Monday, February 7, 2011

In Cuba comes the optical fiber. But (for now) the freedom of the Web remains a mirage

A few more months and Cuba will eventually be the only nation isolated from the global telecommunications network. At least from a technical point of view, because the internet in the island of Fidel Castro is still subject to heavy censorship. Tomorrow, at Siboney, near Santiago de Cuba, the ship should land the French company Alcatel-Lucent, which two weeks ago in La Guaira, Venezuela, has begun laying fiber-optic submarine cable that will connect the island with the rest of the world: 1552 km of cables for a $ 70 million project funded by the Dawn, the program of political and economic cooperation for Latin America begun in 2004, Havana-Caracas axis.

The plant, which should be activated in July, with its 640 gigabytes of capacity will be a revolution for the Cuban telecommunications system, which still depends on satellites, burdened by the slow pace and high cost. The fiber optics will allow data exchange and sharing of audio, pictures and videos at a rate of 3,000 times higher than today.

However it is unclear whether this rate will only serve to strengthen the state apparatus or even to accelerate the isolation of 10 million Cubans. And that's the crux of the matter in a country where an hour of Internet connection costs 6 convertible pesos (4.80 euro), or one third of a monthly salary of a professional, and where until 2008 it was illegal to possess a computer.

Today only 12% of the population uses the Internet, but the web is strictly controlled, except for some categories (party officials, academics, doctors, judges, tourism operators) have their own email account is illegal. Security printing (Granma and Juventud Rebelde) speaks generally of "strengthening the sovereignty and national security" and "improvement of telecommunications services," but makes no reference to free access to information by citizens.

In this context, it is credible to some skepticism about the real objectives of the project: "This sea connection seems more intended to check on that to get in touch with the world - he wrote the note on the blog GeneraciĆ³n Y dissident Yoani Sanchez - but I am confident that we can subvert its initial purpose.

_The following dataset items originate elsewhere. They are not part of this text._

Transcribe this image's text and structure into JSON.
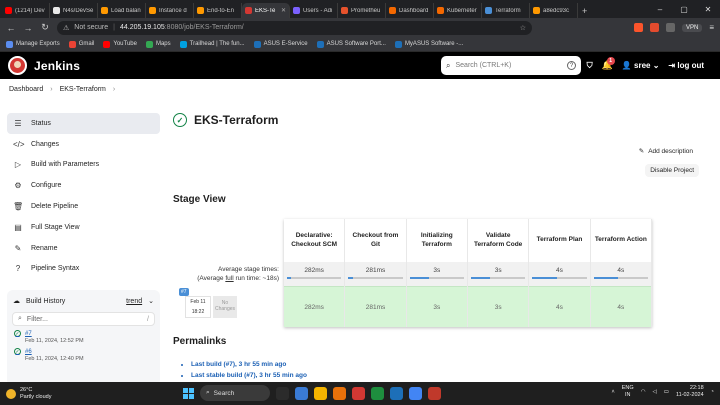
{
  "browser": {
    "tabs": [
      {
        "title": "(1214) Dev",
        "color": "#ff0000",
        "active": false
      },
      {
        "title": "N4s/DevSe",
        "color": "#e8e8e8",
        "active": false
      },
      {
        "title": "Load balan",
        "color": "#ff9900",
        "active": false
      },
      {
        "title": "Instance d",
        "color": "#ff9900",
        "active": false
      },
      {
        "title": "End-to-En",
        "color": "#ff9900",
        "active": false
      },
      {
        "title": "EKS-Te",
        "color": "#d33833",
        "active": true
      },
      {
        "title": "Users - Adi",
        "color": "#7b61ff",
        "active": false
      },
      {
        "title": "Prometheu",
        "color": "#e6522c",
        "active": false
      },
      {
        "title": "Dashboard",
        "color": "#f46800",
        "active": false
      },
      {
        "title": "Kuberneter",
        "color": "#f46800",
        "active": false
      },
      {
        "title": "Terraform",
        "color": "#4a8fd6",
        "active": false
      },
      {
        "title": "a8edc93c",
        "color": "#ff9900",
        "active": false
      }
    ],
    "address": {
      "security": "Not secure",
      "host": "44.205.19.105",
      "path": ":8080/job/EKS-Terraform/"
    },
    "vpn_label": "VPN",
    "bookmarks": [
      {
        "label": "Manage Exports",
        "color": "#5b8def"
      },
      {
        "label": "Gmail",
        "color": "#ea4335"
      },
      {
        "label": "YouTube",
        "color": "#ff0000"
      },
      {
        "label": "Maps",
        "color": "#34a853"
      },
      {
        "label": "Trailhead | The fun...",
        "color": "#00a1e0"
      },
      {
        "label": "ASUS E-Service",
        "color": "#1d6fb8"
      },
      {
        "label": "ASUS Software Port...",
        "color": "#1d6fb8"
      },
      {
        "label": "MyASUS Software -...",
        "color": "#1d6fb8"
      }
    ]
  },
  "jenkins": {
    "brand": "Jenkins",
    "search_placeholder": "Search (CTRL+K)",
    "notifications": "1",
    "user": "sree",
    "logout": "log out"
  },
  "breadcrumb": [
    "Dashboard",
    "EKS-Terraform"
  ],
  "sidebar": {
    "items": [
      {
        "label": "Status",
        "icon": "status-icon",
        "glyph": "☰",
        "active": true
      },
      {
        "label": "Changes",
        "icon": "changes-icon",
        "glyph": "</>",
        "active": false
      },
      {
        "label": "Build with Parameters",
        "icon": "build-icon",
        "glyph": "▷",
        "active": false
      },
      {
        "label": "Configure",
        "icon": "gear-icon",
        "glyph": "⚙",
        "active": false
      },
      {
        "label": "Delete Pipeline",
        "icon": "trash-icon",
        "glyph": "🗑",
        "active": false
      },
      {
        "label": "Full Stage View",
        "icon": "stage-view-icon",
        "glyph": "▤",
        "active": false
      },
      {
        "label": "Rename",
        "icon": "rename-icon",
        "glyph": "✎",
        "active": false
      },
      {
        "label": "Pipeline Syntax",
        "icon": "help-icon",
        "glyph": "?",
        "active": false
      }
    ]
  },
  "build_history": {
    "title": "Build History",
    "trend": "trend",
    "filter_placeholder": "Filter...",
    "filter_shortcut": "/",
    "builds": [
      {
        "number": "#7",
        "date": "Feb 11, 2024, 12:52 PM"
      },
      {
        "number": "#6",
        "date": "Feb 11, 2024, 12:40 PM"
      }
    ]
  },
  "main": {
    "title": "EKS-Terraform",
    "add_description": "Add description",
    "disable_project": "Disable Project",
    "stage_view_title": "Stage View",
    "avg_stage_times": "Average stage times:",
    "avg_full_run_prefix": "(Average ",
    "avg_full_run_link": "full",
    "avg_full_run_suffix": " run time: ~18s)",
    "stages": [
      {
        "name": "Declarative: Checkout SCM",
        "avg": "282ms",
        "avg_fraction": 0.08,
        "run": "282ms"
      },
      {
        "name": "Checkout from Git",
        "avg": "281ms",
        "avg_fraction": 0.08,
        "run": "281ms"
      },
      {
        "name": "Initializing Terraform",
        "avg": "3s",
        "avg_fraction": 0.35,
        "run": "3s"
      },
      {
        "name": "Validate Terraform Code",
        "avg": "3s",
        "avg_fraction": 0.35,
        "run": "3s"
      },
      {
        "name": "Terraform Plan",
        "avg": "4s",
        "avg_fraction": 0.45,
        "run": "4s"
      },
      {
        "name": "Terraform Action",
        "avg": "4s",
        "avg_fraction": 0.45,
        "run": "4s"
      }
    ],
    "run": {
      "number": "#7",
      "date": "Feb 11",
      "time": "18:22",
      "changes": "No Changes"
    },
    "permalinks_title": "Permalinks",
    "permalinks": [
      "Last build (#7), 3 hr 55 min ago",
      "Last stable build (#7), 3 hr 55 min ago"
    ]
  },
  "taskbar": {
    "temperature": "26°C",
    "weather": "Partly cloudy",
    "search": "Search",
    "lang1": "ENG",
    "lang2": "IN",
    "time": "22:18",
    "date": "11-02-2024",
    "apps": [
      "#2b2b2b",
      "#3a7bd5",
      "#f4b400",
      "#e8710a",
      "#d33833",
      "#1e8e3e",
      "#1d6fb8",
      "#4285f4",
      "#c0392b"
    ]
  },
  "colors": {
    "jenkins_header": "#000000",
    "success_green": "#138347",
    "stage_cell": "#d6f5d6",
    "link": "#1a5fb4"
  }
}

" "The new network will serve to break the criminal U.S. blockade against our country," said Cuban ambassador in Venezuela Rogelio Polanco, and you can not deny that the effects of the U.S. embargo in the past have, among other things , prevented the development of a modern telecommunications system.

But the blockade (embargo so Cubans call it) for a long time is no longer the formidable alibi with which Havana has justified every internal problem for decades, especially after the measures taken in 2009 by Barack Obama to ease the crunch. In addition to the withdrawal of some measures taken by Bush (restrictions on sending remittances and travel to Cuba of migrants), the White House has authorized the local telephone companies to enter into agreements with Cuba for the installation of telecommunications infrastructure, including cables fiber optics.

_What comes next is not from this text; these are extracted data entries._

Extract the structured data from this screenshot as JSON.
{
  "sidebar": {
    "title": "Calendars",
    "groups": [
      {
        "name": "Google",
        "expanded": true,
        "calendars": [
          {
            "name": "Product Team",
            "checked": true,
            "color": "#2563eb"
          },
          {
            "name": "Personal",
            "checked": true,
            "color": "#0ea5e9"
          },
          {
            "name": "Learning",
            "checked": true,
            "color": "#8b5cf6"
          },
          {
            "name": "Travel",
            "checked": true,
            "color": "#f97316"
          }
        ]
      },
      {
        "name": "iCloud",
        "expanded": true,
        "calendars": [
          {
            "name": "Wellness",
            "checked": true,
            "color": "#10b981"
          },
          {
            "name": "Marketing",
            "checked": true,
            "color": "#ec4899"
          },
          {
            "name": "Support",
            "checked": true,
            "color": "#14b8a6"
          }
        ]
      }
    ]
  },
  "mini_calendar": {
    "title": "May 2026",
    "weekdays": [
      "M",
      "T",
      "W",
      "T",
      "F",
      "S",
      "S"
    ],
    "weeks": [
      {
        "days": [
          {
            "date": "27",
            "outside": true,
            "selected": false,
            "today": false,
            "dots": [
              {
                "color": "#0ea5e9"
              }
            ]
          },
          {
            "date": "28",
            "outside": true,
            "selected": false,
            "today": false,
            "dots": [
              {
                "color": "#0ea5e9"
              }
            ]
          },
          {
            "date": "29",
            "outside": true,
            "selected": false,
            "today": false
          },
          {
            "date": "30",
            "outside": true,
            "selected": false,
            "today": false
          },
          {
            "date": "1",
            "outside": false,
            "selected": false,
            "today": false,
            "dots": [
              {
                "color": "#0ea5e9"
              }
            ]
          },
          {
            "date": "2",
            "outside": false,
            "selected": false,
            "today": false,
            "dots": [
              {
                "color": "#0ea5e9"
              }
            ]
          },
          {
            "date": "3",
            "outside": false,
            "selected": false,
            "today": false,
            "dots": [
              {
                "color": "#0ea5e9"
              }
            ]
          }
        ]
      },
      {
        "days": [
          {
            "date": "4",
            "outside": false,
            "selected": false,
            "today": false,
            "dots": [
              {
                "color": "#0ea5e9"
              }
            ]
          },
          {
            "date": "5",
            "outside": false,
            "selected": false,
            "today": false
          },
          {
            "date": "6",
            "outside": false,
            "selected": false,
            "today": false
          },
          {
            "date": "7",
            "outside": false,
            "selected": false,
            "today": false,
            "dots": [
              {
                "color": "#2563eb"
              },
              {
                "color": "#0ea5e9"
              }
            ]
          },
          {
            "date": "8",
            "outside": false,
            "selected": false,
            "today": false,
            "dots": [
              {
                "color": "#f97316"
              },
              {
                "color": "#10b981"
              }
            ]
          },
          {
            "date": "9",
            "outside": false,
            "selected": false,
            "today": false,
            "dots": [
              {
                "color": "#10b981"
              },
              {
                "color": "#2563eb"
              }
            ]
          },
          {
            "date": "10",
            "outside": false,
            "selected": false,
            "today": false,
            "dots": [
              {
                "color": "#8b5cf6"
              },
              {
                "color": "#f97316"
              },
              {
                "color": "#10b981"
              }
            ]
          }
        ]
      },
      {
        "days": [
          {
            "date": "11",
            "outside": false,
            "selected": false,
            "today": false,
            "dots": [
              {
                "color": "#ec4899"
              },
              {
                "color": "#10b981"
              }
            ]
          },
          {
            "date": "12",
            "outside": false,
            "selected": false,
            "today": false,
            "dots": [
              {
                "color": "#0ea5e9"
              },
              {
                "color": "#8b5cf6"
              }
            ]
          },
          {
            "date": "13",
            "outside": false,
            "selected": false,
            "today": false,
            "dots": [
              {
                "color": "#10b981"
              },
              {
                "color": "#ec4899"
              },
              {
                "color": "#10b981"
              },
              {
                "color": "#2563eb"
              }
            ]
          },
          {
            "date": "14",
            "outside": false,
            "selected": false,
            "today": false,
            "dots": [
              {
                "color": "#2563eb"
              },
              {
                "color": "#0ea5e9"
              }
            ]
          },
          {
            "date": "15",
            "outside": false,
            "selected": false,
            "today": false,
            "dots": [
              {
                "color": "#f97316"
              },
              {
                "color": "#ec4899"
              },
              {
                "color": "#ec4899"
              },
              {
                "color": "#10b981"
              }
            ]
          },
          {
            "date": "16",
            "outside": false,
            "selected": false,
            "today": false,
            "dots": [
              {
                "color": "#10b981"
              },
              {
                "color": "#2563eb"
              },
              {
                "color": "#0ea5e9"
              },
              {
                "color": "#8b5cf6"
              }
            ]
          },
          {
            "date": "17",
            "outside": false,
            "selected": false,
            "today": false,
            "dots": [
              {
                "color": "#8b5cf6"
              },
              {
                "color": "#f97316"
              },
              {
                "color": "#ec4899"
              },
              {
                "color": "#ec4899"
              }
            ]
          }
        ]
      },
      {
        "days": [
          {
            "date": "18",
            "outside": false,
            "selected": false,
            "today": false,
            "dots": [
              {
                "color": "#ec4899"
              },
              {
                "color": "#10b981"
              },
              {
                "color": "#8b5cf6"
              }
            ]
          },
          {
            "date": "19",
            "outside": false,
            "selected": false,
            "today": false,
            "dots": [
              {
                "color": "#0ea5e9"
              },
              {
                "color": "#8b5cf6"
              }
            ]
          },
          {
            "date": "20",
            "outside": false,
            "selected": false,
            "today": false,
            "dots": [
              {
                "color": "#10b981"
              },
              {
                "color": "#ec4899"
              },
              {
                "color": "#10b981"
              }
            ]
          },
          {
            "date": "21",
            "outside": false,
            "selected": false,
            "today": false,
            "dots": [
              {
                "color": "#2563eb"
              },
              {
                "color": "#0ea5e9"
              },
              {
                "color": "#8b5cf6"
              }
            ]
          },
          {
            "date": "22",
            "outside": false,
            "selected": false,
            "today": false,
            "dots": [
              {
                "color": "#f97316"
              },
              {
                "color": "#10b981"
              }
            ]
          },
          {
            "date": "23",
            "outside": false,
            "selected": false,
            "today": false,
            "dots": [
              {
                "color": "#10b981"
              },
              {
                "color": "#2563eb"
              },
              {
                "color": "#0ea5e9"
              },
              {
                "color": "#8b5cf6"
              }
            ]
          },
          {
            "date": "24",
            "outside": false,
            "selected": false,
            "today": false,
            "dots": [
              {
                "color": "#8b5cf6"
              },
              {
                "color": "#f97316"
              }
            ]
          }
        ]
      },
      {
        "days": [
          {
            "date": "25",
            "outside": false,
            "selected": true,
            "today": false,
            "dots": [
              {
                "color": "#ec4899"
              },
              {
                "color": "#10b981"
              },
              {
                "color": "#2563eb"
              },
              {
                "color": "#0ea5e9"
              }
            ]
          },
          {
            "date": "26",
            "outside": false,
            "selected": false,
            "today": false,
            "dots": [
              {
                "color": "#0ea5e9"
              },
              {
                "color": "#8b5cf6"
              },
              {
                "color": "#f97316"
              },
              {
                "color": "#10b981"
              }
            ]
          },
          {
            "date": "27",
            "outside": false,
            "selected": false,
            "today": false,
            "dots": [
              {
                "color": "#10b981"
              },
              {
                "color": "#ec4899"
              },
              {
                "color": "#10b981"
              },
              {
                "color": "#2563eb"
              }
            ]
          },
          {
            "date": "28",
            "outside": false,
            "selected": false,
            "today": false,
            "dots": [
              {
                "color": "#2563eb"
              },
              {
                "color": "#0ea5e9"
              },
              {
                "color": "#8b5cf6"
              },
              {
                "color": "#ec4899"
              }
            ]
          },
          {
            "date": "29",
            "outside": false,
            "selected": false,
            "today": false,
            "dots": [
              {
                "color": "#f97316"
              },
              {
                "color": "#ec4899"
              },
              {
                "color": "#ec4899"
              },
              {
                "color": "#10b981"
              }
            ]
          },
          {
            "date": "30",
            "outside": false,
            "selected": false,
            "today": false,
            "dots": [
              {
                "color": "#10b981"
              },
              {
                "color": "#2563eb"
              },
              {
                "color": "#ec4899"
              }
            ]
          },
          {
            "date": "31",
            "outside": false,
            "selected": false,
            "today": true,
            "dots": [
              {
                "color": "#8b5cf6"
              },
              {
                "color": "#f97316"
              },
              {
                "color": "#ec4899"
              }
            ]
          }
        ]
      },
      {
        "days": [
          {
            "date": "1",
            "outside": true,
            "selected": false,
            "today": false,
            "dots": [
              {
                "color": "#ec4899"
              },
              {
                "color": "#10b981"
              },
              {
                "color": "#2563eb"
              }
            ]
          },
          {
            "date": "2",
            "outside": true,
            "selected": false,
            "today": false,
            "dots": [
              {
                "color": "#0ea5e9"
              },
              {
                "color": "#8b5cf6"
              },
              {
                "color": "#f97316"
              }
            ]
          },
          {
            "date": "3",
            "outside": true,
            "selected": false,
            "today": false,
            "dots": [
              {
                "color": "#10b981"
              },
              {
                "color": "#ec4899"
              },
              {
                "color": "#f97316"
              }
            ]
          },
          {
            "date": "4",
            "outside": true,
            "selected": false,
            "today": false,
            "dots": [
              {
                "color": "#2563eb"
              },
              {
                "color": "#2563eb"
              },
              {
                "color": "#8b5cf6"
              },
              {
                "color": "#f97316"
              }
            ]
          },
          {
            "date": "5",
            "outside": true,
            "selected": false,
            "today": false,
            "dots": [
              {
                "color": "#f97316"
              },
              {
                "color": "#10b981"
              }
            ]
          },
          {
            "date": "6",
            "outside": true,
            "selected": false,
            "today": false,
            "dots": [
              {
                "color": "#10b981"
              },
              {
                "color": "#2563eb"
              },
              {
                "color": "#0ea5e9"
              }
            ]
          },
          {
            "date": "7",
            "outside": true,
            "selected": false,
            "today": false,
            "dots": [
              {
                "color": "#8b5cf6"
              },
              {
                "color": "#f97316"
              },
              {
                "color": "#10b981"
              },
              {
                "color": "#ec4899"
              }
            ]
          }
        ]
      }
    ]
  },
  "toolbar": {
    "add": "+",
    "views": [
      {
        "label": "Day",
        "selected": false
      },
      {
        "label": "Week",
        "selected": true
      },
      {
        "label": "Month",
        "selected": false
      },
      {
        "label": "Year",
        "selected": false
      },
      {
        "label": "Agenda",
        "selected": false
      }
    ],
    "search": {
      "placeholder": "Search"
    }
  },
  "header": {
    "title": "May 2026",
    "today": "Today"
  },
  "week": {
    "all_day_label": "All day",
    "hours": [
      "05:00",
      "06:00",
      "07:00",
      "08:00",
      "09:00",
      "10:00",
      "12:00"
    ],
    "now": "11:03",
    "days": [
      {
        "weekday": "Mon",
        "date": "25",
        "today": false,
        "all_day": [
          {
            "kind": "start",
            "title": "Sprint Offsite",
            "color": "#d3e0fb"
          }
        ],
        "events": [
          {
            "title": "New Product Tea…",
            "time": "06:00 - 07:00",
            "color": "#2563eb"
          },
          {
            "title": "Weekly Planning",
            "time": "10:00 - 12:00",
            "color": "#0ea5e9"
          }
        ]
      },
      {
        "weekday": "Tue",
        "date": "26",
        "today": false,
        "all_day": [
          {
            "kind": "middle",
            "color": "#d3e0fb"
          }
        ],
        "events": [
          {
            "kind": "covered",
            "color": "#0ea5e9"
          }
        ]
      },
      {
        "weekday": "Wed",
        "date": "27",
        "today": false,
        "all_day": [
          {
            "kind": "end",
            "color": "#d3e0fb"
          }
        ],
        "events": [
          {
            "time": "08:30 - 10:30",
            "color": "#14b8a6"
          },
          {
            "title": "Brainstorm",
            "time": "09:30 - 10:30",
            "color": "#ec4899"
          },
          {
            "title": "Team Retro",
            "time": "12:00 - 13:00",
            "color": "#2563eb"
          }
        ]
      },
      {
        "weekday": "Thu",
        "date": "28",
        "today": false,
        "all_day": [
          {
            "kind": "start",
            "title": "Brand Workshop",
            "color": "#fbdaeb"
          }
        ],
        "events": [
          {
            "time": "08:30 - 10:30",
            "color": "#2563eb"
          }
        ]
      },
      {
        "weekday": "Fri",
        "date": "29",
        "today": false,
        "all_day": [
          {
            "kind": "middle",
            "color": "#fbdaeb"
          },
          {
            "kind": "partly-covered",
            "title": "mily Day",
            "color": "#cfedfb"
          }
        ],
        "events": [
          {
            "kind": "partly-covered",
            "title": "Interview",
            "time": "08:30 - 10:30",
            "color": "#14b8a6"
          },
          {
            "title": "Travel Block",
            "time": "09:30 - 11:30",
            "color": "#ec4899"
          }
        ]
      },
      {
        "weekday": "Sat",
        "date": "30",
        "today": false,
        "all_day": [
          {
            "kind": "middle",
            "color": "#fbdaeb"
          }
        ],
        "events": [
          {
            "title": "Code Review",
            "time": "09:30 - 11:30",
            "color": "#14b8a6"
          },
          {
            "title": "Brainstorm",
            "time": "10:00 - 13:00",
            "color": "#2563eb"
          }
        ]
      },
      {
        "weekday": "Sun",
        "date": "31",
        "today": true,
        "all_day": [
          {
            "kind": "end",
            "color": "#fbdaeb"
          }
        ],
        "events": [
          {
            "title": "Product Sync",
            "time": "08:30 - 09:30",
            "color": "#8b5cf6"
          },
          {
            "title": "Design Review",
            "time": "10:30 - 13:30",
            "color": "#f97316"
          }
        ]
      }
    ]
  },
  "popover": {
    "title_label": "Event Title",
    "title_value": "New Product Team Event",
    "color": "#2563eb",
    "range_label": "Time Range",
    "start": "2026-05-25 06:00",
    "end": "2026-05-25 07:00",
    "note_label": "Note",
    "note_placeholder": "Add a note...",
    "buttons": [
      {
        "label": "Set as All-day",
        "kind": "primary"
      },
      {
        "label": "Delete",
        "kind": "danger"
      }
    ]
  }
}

A few months later Telecuba, a company based in Miami, presented a project easier and cheaper than that then undertaken with Venezuela: 177 km line from Florida to Cuba, at a cost of $ 18 million. But the green light to the project never arrived in Havana: Cuban authorities asked phone companies to pay U.S.

Etecsa (the state telephone company) 84 cents for each minute of call, according to Washington too. It is curious that a project has been scrapped so convenient, and perhaps the reasons lie elsewhere. The bureaucrats of the Plaza de la RevoluciĆ³n might find it more "safe and governable a link that arrives from the south, the beaches of his friend Chavez, rather than from the north, the Florida that was the culmination of many exiles, and that could have become the termination window from which to view the world.